Die Online-Kulturzeitung für Stuttgart und Umgebung


Wie war’s beim Nachtschwärmerkonzert der Philies?

Lesezeit: 3 Minuten

Das Sete Quartett als Quadrat im Quadrat

Die Nachtschwärmerkonzerte der Stuttgarter Philharmoniker im Gustav-Siegle-Haus wollen Jazz und Klassik, improvisierte und komponierte Musik, nicht zuletzt aber auch die entsprechenden Rezeptionsgewohnheiten miteinander ins Spiel bringen. Auf dieses Experiment hat sich Ute Harbusch eingelassen und erzählt Petra Heinze davon.

Petra Heinze: Liebe Ute, das von Dir besuchte Nachtschwärmerkonzert im Gustav-Siegle-Haus hieß „Nacht im Quadrat“. Da stelle ich mir eine Art Boxring vor, in dem die Musiker:innen sitzen …

Ute Harbusch: So ähnlich war es: Ein quadratisches Podium, darauf in jeder Ecke ein Stuhl, die Notenständer in der Mitte, und auf allen vier Seiten drumherum saß das Publikum. Statt eines Kampfes fand aber die seit Goethe sprichwörtliche vernünftige Unterhaltung der vier Streichinstrumente statt, und wir sollten uns nicht wie in einer Arena, sondern wie in einem Salon um 1800 fühlen, als die Zuhörer auch ganz nah dran an den Spielenden waren, wie uns der Dramaturg Albrecht Dürr einleitend erklärte. So zumindest war das Setting oben im Probensaal der Stuttgarter Philharmoniker. Unten im Jazzclub Bix saßen wir an runden Tischen frontal zur Bühne.
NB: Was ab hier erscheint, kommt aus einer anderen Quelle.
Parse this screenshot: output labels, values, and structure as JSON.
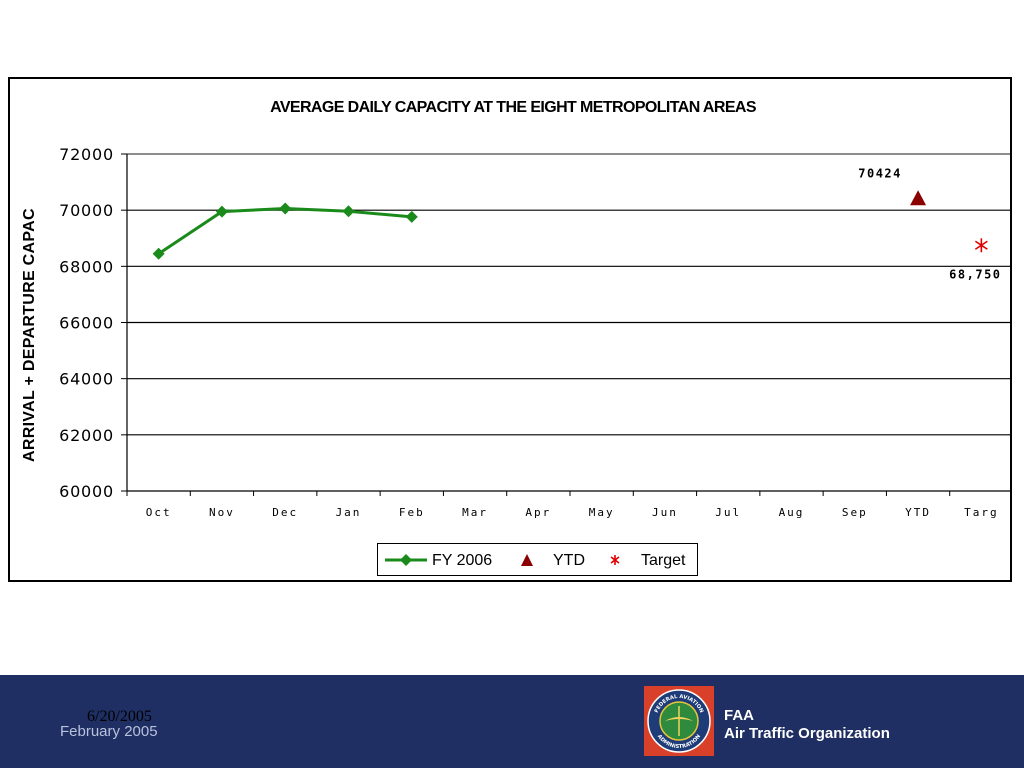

Das Quadrat bezog sich hier nur noch auf die Vierzahl der Musiker.

Petra Heinze: Und was und wie spielte das Sete Quartett, das aus Mitgliedern der Phillies besteht?

Ute Harbusch: Semiramis von Bülow-Costa, Louis Nougayrède, Johannes Krause und Wolfgang Herrmann haben Beethovens op. 74 aus dem Jahr 1809 gespielt, das sogenannte „Harfenquartett“. Weniger als über die Qualität des Spiels habe ich über den Rahmen nachgedacht, in dem gespielt wurde.

Petra Heinze: Was passierte danach? Man ging einen Stock tiefer ins Bix?

Ute Harbusch: Wer das vollständige Programm mitgemacht hat und nicht erst bei Beethoven eingestiegen ist, durfte sogar zweimal wandern, einmal hoch, dann wieder runter: Erst gab es im Jazzclub Gastronomie und dazu als Vorprogramm das Lukas-Wögler-Alternate-Quartett, dann das besagte Streichquartett, dann wieder Jazz mit Libor Šima, Mini Schulz, Obi Jenne und Olaf Polziehn aus Graz am Klavier. Sie widmeten ihr Programm dem „Lost Album“ von John Coltrane von 1963.

Petra Heinze: Und wie ging es Dir damit? Ergab das auch eine vernünftige Unterhaltung?

Ute Harbusch: Es klang nicht mehr und nicht weniger vernünftig, nur halt sehr viel lauter. Das Opus 74 und das „Lost Album“ sind für Beethoven wie für Coltrane Übergangsstücke, auf dem Weg zum Spätstil. Und der war weder hier noch dort so besonders vernünftig. Im direkten Vergleich war gut zu hören, wie beide Arten von Musik auf ähnlichen Grundprinzipien aufbauen: dem Konzertieren und Variieren, der Steigerung und der Abwechslung und so weiter. Aber sie folgen unterschiedlichen Konventionen. Das geht von der Kleidung über die Moderation bis zu der Frage, an welchen Stellen man applaudieren soll oder eben nicht. Und warum muss ein Jazz-Quartett vor dem Start nicht nochmal stimmen? Warum zählt ein Streichquartett das Tempo nicht laut an?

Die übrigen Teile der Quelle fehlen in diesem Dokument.